Ein kluges Finanzmanagement in Kirchengemeinde und Diakonie ist in Zeiten turbulenter Kapitalwirtschaft sehr gefragt. Das Deutsche Pfarrerinnen- und Pfarrerblatt veröffentlicht in lockerer und unregelmäßiger Folge die Vorstellung des Portfolios von Instituten und Stiftungen aus einem christlichen Milieu – in dieser Ausgabe die ökumenische Genossenschaft „Oikocredit“.
Oikocredit ermöglicht ethisches Investment nach christlichen Werten
Seit ihrer Gründung vor 50 Jahren ist die Genossenschaft Oikocredit eng mit kirchlichen Kreisen und Unterstützern verbunden. Denn die Vision für nachhaltige und faire Geldanlagen entspringt christlichen Werten. So haben die Weltkirchen in den vergangenen Jahrzehnten immer mehr anerkannt und öffentlich darauf hingewiesen, dass Fehlfunktionen der Weltwirtschaft und eine reine Wachstumsideologie, die sowohl den Menschen als auch der Umwelt schadet, dringend korrigiert werden müssen. Achtsamkeit statt Ausbeutung, Gerechtigkeit statt einseitiger Gewinnmaximierung – in diesen Forderungen stehen Theolog*innen, Pfarrer*innen und kirchliche Institutionen Seite an Seite mit zahlreichen Wissenschaftler*innen und Vertreter*innen der Zivilgesellschaft. Und dabei geht es nicht etwa um den Appell an Mitleid oder Wohltätigkeit. Vielmehr sind die Menschen rund um den Globus zu universaler Solidarität verpflichtet, um dem christliche Schöpfungsgedanken gerecht zu werden, wonach jeder Mensch das gleiche Recht auf ein menschenwürdiges Leben hat.
Kirchliche Rücklagen für Solidarität und Frieden
Solidarität statt Almosen – genau darum geht es seit einem halben Jahrhundert auch bei Oikocredit. Den Stein ins Rollen brachten engagierte Mitglieder bei der Tagung des Ökumenischen Rates der Kirchen 1968 im schwedischen Uppsala.
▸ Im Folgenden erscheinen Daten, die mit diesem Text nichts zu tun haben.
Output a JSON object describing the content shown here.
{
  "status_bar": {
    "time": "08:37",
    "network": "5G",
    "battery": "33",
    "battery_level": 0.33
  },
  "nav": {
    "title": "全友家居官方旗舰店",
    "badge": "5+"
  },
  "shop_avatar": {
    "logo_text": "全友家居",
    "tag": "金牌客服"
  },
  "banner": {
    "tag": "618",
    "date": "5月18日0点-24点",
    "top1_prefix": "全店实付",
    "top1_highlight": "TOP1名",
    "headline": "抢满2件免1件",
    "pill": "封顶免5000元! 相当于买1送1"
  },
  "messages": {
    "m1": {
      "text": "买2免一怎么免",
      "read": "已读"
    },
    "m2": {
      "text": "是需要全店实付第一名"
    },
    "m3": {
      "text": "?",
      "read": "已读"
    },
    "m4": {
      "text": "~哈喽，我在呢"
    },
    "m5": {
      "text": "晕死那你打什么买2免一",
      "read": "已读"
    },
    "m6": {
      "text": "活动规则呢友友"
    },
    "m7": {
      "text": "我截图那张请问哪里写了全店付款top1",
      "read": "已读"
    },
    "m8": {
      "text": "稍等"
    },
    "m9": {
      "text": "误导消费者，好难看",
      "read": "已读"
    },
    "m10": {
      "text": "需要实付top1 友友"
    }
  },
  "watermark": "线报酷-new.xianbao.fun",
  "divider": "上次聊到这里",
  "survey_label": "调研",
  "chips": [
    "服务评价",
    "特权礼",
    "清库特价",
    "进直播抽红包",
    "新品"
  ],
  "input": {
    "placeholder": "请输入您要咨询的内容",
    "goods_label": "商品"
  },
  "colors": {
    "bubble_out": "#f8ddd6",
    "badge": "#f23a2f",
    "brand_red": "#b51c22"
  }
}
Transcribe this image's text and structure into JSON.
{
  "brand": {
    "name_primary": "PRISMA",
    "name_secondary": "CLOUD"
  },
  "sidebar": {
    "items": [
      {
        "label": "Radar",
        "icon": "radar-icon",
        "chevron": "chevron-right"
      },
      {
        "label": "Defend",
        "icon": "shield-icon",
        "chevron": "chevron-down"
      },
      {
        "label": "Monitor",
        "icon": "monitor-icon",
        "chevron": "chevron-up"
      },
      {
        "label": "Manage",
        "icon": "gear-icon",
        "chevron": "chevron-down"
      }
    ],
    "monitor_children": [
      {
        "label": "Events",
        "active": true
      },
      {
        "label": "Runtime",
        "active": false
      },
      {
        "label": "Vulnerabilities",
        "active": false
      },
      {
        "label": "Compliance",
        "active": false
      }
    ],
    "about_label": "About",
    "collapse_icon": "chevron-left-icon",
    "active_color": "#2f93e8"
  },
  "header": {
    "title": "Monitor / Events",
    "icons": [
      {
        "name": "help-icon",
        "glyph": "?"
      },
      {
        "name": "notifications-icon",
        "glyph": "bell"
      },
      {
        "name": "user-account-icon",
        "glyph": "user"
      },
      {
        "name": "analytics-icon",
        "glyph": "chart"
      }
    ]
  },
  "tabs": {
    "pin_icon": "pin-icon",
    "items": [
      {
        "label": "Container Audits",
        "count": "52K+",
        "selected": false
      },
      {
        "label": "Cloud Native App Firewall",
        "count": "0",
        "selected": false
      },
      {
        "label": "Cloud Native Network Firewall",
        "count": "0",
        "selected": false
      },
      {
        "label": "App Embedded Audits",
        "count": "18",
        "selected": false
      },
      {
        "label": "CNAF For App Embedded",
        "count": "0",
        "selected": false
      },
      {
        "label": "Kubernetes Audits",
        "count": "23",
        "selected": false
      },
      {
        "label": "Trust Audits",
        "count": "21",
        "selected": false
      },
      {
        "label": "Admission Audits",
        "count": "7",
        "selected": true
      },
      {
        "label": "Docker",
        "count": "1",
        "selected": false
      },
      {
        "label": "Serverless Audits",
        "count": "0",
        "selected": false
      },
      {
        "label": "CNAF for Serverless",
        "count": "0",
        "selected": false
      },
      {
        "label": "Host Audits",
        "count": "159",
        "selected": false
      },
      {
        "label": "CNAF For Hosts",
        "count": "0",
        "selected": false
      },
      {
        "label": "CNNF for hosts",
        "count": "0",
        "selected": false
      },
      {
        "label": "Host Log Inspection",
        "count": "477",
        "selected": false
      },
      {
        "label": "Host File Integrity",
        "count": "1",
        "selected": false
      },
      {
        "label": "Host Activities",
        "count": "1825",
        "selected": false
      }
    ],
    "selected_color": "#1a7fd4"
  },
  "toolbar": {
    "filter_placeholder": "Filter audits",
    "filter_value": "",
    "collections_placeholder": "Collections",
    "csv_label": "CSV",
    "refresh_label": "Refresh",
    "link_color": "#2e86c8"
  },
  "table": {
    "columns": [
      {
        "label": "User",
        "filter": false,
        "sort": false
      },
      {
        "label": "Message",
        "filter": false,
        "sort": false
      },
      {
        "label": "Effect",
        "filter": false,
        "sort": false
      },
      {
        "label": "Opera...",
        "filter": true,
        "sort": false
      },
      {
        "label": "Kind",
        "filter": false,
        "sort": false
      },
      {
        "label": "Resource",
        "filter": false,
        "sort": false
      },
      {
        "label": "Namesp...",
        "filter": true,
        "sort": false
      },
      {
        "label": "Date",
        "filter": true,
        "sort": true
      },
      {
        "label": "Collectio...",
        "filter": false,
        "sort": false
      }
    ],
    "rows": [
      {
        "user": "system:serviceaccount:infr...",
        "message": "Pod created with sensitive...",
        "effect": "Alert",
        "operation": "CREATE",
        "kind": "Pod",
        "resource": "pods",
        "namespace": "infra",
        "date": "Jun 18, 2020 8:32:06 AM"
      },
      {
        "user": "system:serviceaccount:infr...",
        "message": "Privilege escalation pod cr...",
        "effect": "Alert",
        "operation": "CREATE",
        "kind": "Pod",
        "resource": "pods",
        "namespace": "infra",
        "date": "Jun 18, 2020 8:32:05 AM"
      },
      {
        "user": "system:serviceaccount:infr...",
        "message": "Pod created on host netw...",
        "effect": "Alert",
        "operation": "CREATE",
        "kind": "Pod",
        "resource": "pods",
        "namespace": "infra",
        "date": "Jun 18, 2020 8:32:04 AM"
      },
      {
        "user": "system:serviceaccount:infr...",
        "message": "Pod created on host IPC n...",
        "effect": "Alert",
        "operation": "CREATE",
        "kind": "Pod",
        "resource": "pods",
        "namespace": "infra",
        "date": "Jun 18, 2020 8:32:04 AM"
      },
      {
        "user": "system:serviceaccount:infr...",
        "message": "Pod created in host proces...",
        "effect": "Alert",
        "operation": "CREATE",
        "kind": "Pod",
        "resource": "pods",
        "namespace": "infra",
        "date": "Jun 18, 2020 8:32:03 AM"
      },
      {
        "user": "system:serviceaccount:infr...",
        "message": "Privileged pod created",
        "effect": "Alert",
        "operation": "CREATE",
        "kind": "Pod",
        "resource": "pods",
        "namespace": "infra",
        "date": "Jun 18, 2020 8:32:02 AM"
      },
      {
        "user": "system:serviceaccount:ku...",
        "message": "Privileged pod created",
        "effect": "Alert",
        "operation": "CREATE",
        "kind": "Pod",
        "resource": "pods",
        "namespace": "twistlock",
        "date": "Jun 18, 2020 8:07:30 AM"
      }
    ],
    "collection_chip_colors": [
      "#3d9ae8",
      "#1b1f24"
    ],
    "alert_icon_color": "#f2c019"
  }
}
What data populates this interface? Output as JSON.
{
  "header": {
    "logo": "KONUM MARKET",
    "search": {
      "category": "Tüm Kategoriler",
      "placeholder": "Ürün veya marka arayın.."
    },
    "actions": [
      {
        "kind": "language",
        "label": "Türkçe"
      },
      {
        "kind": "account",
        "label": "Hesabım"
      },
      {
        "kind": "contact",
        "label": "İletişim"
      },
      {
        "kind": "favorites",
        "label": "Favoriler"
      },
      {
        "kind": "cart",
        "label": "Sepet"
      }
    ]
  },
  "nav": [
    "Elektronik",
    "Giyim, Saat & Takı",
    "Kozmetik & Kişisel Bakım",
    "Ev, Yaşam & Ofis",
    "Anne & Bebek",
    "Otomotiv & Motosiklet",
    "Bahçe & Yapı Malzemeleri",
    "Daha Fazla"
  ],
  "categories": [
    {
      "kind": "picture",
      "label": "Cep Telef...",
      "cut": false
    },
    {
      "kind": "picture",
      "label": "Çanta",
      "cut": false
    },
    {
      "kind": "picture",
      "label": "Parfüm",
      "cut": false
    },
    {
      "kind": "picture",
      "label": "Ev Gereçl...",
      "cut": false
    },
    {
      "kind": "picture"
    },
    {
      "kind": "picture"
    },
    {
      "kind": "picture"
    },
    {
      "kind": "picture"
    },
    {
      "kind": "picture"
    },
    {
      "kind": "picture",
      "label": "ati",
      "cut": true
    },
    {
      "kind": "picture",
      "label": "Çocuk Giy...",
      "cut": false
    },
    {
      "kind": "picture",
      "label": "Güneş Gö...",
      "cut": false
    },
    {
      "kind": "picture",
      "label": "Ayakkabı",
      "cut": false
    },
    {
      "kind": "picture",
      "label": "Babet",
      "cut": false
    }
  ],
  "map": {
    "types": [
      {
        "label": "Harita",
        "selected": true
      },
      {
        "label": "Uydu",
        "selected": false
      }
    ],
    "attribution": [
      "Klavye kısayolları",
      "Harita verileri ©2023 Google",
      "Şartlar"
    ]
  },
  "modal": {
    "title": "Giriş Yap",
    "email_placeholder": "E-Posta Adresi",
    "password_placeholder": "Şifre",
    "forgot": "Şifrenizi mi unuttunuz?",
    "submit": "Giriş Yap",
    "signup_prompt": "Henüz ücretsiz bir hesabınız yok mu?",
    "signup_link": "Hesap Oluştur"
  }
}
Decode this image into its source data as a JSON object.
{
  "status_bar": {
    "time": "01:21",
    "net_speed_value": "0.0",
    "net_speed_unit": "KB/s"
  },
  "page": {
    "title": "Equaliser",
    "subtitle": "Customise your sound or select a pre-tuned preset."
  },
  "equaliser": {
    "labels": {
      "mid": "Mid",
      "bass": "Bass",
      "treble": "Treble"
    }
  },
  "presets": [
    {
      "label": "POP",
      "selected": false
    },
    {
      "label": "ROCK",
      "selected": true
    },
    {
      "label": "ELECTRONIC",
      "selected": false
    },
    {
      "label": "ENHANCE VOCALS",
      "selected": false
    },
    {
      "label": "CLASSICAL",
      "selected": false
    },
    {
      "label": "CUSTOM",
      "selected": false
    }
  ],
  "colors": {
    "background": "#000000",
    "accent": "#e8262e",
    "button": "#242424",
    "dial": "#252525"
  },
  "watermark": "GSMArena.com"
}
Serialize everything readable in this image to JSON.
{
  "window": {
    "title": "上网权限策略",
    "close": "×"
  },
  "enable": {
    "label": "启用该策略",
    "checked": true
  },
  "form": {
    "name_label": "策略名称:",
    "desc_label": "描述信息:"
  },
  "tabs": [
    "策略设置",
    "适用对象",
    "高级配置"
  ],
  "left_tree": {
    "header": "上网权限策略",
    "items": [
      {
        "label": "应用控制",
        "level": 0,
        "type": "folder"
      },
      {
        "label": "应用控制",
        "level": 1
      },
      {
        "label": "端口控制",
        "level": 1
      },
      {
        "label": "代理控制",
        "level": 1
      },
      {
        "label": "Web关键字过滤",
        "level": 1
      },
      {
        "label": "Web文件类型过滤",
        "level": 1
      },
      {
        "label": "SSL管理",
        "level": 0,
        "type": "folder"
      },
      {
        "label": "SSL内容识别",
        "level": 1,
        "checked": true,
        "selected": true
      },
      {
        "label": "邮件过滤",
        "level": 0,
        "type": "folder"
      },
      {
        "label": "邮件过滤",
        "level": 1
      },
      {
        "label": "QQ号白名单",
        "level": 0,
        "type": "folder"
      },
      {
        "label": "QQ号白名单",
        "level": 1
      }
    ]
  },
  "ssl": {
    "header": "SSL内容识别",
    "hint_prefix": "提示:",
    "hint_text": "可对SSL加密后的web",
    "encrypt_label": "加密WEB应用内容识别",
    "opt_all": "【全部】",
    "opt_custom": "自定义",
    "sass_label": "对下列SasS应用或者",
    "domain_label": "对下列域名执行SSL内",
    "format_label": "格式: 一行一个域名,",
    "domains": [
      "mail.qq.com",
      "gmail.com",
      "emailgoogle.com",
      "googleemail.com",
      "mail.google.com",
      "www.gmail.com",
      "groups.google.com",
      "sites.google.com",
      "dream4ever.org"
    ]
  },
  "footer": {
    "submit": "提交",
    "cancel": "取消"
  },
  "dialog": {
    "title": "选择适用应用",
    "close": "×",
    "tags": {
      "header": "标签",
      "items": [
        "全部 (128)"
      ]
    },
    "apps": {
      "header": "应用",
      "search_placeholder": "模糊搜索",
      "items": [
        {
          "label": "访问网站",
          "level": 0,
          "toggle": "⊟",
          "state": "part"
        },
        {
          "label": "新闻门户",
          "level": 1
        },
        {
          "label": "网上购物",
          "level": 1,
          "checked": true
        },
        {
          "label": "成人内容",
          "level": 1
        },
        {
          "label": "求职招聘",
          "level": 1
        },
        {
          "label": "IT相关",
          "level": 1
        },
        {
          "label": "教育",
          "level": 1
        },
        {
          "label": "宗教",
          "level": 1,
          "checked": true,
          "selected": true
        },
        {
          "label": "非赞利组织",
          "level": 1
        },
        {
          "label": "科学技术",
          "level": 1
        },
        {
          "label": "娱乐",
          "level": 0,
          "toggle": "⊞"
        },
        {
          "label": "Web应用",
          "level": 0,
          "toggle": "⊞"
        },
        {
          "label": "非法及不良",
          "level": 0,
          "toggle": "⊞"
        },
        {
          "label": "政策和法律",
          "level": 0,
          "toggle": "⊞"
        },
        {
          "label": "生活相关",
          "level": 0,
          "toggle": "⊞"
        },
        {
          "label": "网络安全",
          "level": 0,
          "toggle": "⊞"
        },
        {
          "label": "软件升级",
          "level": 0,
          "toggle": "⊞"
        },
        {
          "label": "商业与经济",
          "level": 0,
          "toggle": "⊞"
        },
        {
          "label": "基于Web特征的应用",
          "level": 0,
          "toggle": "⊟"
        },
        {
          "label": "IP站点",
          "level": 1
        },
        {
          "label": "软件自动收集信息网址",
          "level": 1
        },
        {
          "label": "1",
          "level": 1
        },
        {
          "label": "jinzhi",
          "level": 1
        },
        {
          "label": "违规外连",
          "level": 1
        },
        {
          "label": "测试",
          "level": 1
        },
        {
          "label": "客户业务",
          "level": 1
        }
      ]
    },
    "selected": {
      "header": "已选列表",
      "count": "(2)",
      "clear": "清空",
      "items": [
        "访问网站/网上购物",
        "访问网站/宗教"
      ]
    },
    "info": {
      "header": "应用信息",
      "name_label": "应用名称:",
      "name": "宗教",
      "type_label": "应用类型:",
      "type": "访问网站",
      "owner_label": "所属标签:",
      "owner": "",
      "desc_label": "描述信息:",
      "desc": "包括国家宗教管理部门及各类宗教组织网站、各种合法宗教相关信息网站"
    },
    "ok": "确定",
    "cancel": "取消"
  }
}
Die Vision: Kirchliche Rücklagen sollten zu einer positiven Entwicklung in der Welt beitragen, ökonomische Werte sowie Solidarität und Frieden fördern. Die Lösung: ein ethischer Investitionskanal. Dieser wurde sieben Jahre später Wirklichkeit – mit der Gründung der ökonomischen Entwicklungsgenossenschaft Oikocredit (Ecumenical Development Cooperative Society, EDCS) 1975. Möglich machten das seinerzeit engagierte junge Kirchenmitglieder, die mit ihrer Überzeugung – ähnlich der Fridays-for-Future-Bewegung in der Klimadebatte heutzutage – einen entscheidenden Bewusstseinswandel herbeiführten. Heute, fast 50 Jahre später, zählen 93 Kirchen und 85 kirchennahe Organisationen zu den institutionellen Anlegern von Oikocredit – mit kleineren, eher symbolischen Investments mit 500 Euro bis zu mehreren Millionen Euro. Jeder Euro wirkt: So unterstützt etwa ein Investment von 20.000 Euro 59 Kleinbäuerinnen und Kleinbauern.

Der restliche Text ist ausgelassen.